As a Jew, Jesus was aware of the prevailing deprecation of women in Judaism, yet He clearly did not embrace it. Many women were among his followers, and his preaching included numerous favorable illustrations of women. He performed His first miracle at his mother’s request, even though His “hour ha[d] not yet come.” Women were present at the crucifixion, prepared Him for burial, were the first to see the empty tomb, and were in the Upper Room at Pentecost. In short, Jesus treated women with the same respect that He treated men.
Ironically, despite the fact that Jesus gave no indication that he shared the suspicion and contempt of women evident in Judaism and other religions, they found expression in the religion that bears His name, Christianity, most importantly among many of the developers of Church doctrine. A few notable examples:
Tertullian (160-225), Church Father, speaking to women: “God’s sentence hangs still over all your sex and His punishment weighs down upon you. You are the devil’s gateway; you are she who first violated the forbidden tree and broke the law of God. It was you who coaxed your way around him whom the devil had not the force to attack . . . Woman, you are the gate to hell.”
St. Clement of Alexandria (c150-215): “[Women’s] very consciousness of their own nature must evoke feelings of shame.”
Origen, theologian (182-254): “It is improper for a woman to speak in an assembly, no matter what she says, even if she says admirable things, or even saintly things, that is of little consequence, since they come from the mouth of a woman.”
St. Augustine (354-430): “What is the difference whether it is in a wife or a mother, it is still Eve the temptress that we must beware of in any woman… I fail to see what use woman can be to man, if one excludes the function of bearing children.”
St. Jerome, writing to a young girl, ascribing lustful motives to her: “The way you dress is an index of your secret desires. Your bodice is purposely ripped apart to show what is beneath, and, while hiding what is repulsive, to reveal what is beautiful. You wear stays to keep your breasts in place, and confine your body in a girdle. Sometimes you let your shawl drop so as to lay bare your white shoulders . . .”
Saint Albertus Magnus, theologian (1193-1280): “One must be on one’s guard with every woman, as if she were a poisonous snake and the horned devil . . . Her feelings drive woman toward every evil, just as reason impels man toward all good.”
St. Thomas Aquinas, theologian (1225-1274): “As regards the individual nature, woman is defective and misbegotten, for the active force in the male seed tends to the production of a perfect likeness in the masculine sex; while the production of woman comes from a defect in the active force or from some material indisposition, or even from some external influence.”
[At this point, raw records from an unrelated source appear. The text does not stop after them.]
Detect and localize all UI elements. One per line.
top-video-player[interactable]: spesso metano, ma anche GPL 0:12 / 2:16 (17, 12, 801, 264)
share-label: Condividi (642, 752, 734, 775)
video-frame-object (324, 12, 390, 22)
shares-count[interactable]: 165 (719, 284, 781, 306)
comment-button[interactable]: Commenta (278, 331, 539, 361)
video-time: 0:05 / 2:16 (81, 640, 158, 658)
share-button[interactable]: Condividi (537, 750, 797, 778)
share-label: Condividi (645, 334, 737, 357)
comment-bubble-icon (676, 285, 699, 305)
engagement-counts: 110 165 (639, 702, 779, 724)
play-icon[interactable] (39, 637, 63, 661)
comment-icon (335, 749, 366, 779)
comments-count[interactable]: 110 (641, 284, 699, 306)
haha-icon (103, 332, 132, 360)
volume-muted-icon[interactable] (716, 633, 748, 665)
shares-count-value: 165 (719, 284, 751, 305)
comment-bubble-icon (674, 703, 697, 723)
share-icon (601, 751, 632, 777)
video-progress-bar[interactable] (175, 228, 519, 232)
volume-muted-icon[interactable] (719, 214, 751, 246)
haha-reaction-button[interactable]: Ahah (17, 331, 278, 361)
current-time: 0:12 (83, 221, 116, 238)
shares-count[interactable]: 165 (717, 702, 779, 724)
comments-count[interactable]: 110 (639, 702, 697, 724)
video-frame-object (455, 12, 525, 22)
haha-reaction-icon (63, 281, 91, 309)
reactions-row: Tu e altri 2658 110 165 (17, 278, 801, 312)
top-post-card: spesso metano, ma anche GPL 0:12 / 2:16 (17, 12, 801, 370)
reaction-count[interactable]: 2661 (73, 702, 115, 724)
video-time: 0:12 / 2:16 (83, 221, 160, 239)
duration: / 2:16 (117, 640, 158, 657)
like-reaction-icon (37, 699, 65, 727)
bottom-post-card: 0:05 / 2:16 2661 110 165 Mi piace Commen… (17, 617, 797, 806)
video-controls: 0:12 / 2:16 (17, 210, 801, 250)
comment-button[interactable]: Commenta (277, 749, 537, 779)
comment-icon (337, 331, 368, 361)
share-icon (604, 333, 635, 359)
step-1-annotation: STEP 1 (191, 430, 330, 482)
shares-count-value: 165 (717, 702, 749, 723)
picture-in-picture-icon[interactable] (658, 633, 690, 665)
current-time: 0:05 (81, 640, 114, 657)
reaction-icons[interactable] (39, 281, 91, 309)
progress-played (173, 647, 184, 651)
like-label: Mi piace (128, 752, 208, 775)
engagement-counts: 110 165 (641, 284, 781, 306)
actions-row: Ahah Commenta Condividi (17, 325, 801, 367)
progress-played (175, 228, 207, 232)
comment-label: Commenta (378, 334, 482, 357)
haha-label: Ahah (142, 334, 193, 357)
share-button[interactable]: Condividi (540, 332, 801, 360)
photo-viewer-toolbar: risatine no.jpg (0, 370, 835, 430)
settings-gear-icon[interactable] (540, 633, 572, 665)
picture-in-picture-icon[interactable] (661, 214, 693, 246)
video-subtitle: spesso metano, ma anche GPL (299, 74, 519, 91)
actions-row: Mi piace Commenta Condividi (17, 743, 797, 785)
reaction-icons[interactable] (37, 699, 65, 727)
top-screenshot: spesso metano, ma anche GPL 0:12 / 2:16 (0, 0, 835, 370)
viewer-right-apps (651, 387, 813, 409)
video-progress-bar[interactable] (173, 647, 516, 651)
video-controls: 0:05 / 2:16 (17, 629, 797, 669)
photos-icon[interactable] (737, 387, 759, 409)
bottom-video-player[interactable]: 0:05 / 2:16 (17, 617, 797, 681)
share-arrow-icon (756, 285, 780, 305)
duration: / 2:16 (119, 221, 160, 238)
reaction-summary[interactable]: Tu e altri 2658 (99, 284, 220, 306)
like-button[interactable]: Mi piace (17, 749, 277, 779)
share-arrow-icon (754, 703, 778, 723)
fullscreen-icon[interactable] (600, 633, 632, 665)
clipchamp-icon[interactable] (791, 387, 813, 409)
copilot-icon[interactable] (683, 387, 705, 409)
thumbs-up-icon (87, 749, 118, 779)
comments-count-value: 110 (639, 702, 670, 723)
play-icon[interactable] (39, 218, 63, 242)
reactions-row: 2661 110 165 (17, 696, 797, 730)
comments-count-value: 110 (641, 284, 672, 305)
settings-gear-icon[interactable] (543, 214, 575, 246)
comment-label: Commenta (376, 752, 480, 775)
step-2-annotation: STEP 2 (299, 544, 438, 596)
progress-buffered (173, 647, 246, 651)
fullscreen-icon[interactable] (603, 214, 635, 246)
Lest it be thought that the disparaging of women was only in Catholic Christianity, consider these words from Reformation leader Martin Luther: “The word and works of God is quite clear, that women were made either to be wives or prostitutes.” Also, “Even though they grow weary and wear themselves out with child-bearing, it does not matter; let them go on bearing children till they die, that is what they are here for.” (Many other reformers shared Luther’s perspective.)
Exploring the impact of the denigration of women in culture and religion is beyond the scope of this essay. But this much can be said. Having affected the lives of half the members of the human race in innumerable ways for millennia, it is clearly the greatest single injustice in human history and continues to be a stain on culture and religion alike.